Do chromosome changes in blood cells implicate formaldehyde as a leukemogen?

Formaldehyde (FA) is a mutagenic chemical - a property mitigated in vivo by rapid detoxification and limited tissue distribution following inhalation of the free agent. Endogenously produced FA is necessary for life and required for one-carbon transfer reactions; however, FA derived from external sources (exogenous FA), which may be in the form of methanol, may increase in vivo concentrations above naturally occurring physiological levels.

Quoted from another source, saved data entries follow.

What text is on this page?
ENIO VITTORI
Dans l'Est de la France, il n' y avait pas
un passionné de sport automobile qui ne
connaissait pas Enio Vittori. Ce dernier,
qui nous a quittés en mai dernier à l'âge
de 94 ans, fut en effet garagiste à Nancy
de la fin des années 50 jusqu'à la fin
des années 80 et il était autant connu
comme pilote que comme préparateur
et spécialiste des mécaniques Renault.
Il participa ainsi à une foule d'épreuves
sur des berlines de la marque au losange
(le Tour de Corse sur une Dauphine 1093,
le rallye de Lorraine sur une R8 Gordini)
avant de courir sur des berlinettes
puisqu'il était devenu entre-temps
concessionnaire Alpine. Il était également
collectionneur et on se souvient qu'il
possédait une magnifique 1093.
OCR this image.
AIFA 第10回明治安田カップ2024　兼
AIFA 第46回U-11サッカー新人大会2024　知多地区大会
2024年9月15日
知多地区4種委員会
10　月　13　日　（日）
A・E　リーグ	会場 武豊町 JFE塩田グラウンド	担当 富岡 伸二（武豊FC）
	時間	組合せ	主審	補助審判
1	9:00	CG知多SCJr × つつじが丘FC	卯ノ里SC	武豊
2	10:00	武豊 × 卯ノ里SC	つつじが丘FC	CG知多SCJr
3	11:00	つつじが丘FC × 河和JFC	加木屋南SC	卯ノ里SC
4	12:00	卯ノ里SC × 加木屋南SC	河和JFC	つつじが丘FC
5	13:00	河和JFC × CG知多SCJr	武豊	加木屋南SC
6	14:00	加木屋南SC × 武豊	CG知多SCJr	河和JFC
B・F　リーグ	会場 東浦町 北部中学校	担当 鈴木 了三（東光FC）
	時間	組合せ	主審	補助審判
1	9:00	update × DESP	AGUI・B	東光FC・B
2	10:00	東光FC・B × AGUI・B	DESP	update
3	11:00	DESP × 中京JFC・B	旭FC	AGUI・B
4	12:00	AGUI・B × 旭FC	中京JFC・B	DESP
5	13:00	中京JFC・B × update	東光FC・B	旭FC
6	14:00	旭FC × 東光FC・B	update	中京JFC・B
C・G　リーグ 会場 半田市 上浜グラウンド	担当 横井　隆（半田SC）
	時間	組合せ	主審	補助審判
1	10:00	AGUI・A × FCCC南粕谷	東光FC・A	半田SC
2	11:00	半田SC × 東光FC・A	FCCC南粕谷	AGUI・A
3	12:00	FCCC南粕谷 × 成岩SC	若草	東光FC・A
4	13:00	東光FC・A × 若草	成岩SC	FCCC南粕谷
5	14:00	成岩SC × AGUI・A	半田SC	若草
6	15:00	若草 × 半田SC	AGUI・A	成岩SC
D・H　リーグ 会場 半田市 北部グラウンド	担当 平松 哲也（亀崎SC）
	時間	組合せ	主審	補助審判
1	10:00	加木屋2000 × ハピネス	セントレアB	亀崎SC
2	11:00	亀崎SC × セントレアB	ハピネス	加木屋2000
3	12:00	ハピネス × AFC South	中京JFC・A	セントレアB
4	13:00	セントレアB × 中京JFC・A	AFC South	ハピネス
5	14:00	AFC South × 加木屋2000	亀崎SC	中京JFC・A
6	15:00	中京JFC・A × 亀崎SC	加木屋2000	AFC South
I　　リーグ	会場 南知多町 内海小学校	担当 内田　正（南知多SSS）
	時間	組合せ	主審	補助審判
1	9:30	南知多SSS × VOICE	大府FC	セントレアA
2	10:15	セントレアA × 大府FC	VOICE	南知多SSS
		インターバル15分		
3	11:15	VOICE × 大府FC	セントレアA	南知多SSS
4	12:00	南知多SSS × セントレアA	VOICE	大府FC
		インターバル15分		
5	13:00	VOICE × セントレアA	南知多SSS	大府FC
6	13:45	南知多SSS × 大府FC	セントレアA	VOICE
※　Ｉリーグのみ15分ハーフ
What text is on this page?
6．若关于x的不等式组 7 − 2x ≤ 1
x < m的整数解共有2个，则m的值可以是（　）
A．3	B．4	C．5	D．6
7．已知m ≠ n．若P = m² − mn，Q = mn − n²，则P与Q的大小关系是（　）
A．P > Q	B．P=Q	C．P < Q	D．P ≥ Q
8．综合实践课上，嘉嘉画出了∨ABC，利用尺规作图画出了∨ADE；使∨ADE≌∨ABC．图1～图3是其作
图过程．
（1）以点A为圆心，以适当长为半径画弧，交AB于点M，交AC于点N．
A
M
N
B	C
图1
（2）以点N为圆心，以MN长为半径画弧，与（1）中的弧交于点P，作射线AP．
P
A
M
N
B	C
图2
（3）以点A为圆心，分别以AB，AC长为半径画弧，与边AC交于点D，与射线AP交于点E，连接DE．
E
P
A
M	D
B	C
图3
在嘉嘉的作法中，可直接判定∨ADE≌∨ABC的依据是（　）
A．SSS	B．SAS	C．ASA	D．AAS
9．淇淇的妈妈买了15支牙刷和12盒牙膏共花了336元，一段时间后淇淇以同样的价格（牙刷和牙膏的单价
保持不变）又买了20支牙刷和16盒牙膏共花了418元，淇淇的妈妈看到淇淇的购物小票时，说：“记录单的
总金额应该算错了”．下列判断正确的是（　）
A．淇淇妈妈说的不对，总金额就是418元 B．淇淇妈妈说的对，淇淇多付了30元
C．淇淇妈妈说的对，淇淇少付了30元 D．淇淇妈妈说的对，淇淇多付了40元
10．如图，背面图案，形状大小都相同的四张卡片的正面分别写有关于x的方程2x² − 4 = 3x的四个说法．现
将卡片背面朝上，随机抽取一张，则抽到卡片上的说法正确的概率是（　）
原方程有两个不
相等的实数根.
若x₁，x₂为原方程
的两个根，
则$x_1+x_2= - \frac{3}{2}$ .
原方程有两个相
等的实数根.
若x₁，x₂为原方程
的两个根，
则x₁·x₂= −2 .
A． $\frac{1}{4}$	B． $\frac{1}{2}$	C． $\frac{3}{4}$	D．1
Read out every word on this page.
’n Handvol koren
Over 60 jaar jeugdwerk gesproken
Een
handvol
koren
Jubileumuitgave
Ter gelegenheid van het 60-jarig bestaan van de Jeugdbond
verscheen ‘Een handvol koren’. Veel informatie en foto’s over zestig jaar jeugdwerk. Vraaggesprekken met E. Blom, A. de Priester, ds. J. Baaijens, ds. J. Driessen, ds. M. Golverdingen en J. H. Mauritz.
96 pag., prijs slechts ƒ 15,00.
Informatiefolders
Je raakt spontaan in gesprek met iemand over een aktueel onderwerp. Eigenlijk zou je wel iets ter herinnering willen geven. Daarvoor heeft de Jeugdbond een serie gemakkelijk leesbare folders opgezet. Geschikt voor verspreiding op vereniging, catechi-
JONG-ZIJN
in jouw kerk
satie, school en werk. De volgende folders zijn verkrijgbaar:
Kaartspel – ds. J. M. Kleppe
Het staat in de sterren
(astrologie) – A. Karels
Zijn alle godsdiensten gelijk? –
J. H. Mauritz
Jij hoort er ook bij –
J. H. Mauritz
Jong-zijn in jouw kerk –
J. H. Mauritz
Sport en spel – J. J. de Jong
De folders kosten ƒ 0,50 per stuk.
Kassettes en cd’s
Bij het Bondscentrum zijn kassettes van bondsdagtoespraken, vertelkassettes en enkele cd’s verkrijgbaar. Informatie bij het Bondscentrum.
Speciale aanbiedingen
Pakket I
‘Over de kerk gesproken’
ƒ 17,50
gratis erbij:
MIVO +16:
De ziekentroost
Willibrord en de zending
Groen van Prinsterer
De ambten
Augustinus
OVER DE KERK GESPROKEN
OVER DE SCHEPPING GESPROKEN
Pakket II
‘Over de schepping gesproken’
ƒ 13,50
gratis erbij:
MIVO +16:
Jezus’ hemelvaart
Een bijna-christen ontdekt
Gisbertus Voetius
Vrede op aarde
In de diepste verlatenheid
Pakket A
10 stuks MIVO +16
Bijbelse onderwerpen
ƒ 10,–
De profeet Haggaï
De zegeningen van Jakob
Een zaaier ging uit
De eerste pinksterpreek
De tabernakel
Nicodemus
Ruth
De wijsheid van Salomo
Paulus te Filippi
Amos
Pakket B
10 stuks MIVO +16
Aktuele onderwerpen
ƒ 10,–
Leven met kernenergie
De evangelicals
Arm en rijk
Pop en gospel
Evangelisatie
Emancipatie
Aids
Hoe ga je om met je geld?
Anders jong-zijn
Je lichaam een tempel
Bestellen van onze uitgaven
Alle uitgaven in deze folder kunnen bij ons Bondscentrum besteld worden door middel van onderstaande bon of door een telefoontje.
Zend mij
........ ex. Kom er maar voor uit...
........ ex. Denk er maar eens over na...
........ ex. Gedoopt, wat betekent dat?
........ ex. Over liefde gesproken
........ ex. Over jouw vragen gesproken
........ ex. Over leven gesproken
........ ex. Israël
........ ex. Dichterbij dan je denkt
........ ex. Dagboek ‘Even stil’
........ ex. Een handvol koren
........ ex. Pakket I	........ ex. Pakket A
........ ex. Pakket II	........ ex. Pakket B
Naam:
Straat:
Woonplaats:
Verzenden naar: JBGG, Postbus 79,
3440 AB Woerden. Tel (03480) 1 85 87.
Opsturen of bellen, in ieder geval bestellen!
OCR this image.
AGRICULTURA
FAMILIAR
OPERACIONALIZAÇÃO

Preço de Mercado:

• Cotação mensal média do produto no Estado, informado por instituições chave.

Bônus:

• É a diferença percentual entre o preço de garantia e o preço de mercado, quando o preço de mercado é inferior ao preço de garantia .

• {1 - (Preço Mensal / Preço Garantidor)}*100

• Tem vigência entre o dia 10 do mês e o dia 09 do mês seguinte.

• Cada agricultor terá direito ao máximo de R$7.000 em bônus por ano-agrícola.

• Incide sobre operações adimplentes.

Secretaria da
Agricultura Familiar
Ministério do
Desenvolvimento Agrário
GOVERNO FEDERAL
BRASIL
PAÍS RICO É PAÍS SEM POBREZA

Both endogenous and exogenous FA produce DNA monoadducts, DNA-DNA and DNA-protein cross-links (DDX and DPX) but, when exposed to exogenously-derived free FA, DNA monoadducts, DDX, and DPX are only produced at initial sites of contact. In contrast, methanol may systemically induce DNA adducts distally. FA also induces oxidative stress/lipid peroxidation with some individuals suggesting the resulting reactive aldehydes may have the potential to induce distal site DNA damage with the resulting reactive aldehydes having the potential to induce distal site DNA damage. Chromosome changes in the form of aberrations or micronuclei in blood cells have been studied in FA-exposed animals and humans, with most of the former being negative. Human occupational studies have given mixed results for such changes in peripheral blood lymphocytes (PBLs) which circulate widely but do not reflect recent bone marrow (BM) events. Recent studies reporting changes in human BM or hematopoietic precursor cells (HPCs) either have had confounding exposures or could not distinguish in vivo from in vitro occurrences. The reported genetic changes in circulating blood cells do not provide convincing support for FA's classification as a human leukemogen.